Tax to be deducted @ 2% from the sum paid under life insurance policies, which are not exempted under section 10(10D). No tax to be deducted where the amount in aggregate does not exceeds ` 1 lakh.

  • Secularization trust and Venture Capital Funds are now mandated to file Income tax return, even if their income is exempted.
  • Income tax authority is empowered to summon and attendance of any person, to verify information in the possession of the Authority.
  • Extend the eligible date of borrowing in foreign currency from 30.06.2016 to 30.06.2017 for a concessional tax rate of 5 percent on interest payments. Tax incentive to all types of bonds instead of only infrastructure bonds.

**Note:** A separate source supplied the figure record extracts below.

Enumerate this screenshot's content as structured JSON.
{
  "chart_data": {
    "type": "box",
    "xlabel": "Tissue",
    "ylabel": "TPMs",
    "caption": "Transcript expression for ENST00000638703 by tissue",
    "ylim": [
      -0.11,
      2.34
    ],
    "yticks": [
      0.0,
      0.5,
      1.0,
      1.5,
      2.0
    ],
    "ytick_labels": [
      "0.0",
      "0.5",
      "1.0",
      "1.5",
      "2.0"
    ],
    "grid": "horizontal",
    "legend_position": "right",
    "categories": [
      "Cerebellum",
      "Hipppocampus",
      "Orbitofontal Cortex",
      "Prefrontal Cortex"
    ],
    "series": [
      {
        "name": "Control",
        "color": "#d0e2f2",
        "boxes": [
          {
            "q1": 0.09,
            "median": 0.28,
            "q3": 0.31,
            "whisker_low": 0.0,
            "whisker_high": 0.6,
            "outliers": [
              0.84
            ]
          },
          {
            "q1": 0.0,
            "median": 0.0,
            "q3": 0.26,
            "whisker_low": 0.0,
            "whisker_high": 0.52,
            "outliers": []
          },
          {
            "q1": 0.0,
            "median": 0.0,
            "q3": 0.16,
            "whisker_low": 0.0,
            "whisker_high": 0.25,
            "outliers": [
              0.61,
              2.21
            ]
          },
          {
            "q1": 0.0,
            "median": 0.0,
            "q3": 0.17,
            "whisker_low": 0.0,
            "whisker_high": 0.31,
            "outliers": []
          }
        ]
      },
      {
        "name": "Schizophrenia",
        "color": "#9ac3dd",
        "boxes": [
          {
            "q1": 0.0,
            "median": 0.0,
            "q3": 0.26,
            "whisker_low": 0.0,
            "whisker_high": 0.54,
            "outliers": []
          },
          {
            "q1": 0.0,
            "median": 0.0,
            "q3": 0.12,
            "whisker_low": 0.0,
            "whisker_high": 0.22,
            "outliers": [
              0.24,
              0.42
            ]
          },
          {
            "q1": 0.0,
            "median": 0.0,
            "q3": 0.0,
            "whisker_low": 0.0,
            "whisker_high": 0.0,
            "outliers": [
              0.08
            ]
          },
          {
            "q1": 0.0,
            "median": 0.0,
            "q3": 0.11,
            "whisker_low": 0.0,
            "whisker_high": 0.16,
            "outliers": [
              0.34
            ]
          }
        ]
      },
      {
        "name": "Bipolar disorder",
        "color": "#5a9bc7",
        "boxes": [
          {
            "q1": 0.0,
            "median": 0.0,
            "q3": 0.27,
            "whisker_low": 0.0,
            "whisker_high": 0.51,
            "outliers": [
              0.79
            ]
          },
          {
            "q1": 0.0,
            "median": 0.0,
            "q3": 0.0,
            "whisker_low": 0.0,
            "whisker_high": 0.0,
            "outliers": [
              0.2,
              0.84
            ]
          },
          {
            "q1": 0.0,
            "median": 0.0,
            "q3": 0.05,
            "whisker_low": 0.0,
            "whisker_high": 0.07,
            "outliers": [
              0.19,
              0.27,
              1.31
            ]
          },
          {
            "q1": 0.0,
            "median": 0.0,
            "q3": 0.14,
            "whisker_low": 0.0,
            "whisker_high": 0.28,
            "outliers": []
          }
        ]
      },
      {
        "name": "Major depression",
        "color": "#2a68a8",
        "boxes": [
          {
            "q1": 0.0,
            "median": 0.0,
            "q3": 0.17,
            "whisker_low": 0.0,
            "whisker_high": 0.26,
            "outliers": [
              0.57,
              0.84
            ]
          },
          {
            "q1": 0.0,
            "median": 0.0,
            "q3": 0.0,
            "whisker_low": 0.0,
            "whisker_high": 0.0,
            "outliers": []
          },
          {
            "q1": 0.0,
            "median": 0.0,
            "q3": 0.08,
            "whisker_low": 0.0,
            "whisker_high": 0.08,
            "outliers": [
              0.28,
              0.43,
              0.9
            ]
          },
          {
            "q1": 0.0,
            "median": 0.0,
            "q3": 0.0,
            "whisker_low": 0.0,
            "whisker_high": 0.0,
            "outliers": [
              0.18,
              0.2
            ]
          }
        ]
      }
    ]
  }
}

  • High Level Committee to interact with trade and industry to ascertain areas where clarity in tax laws is required.
  • Deduction under Sec. 54EC from capital gain capped at ` 50 Lakh.
  • Expenditure under Sec 54F can be claimed only for one house.
  • In the case of Debt Mutual Funds, the capital gains arising on transfer of units held for more than a year was taxed at a concessional rate of 10%. Now, the period of holding in respect of such units for being entitled to Long Term Capital Gain has been increased from 12 months to 36 months. The taxation rate will also be 20% rather than 10% similar to other capital assets with indexation.
  • Failure to deduct tax will result in dis allowance of only 30% expenditure amount instead of Pre-budget dis allowance of 100%.
  • Foreign Investors (FII/FPI etc) will be taxed on their investment in India as capital gain and not as Business Income, as the investment has been specifically brought in the definition of Capital Assets.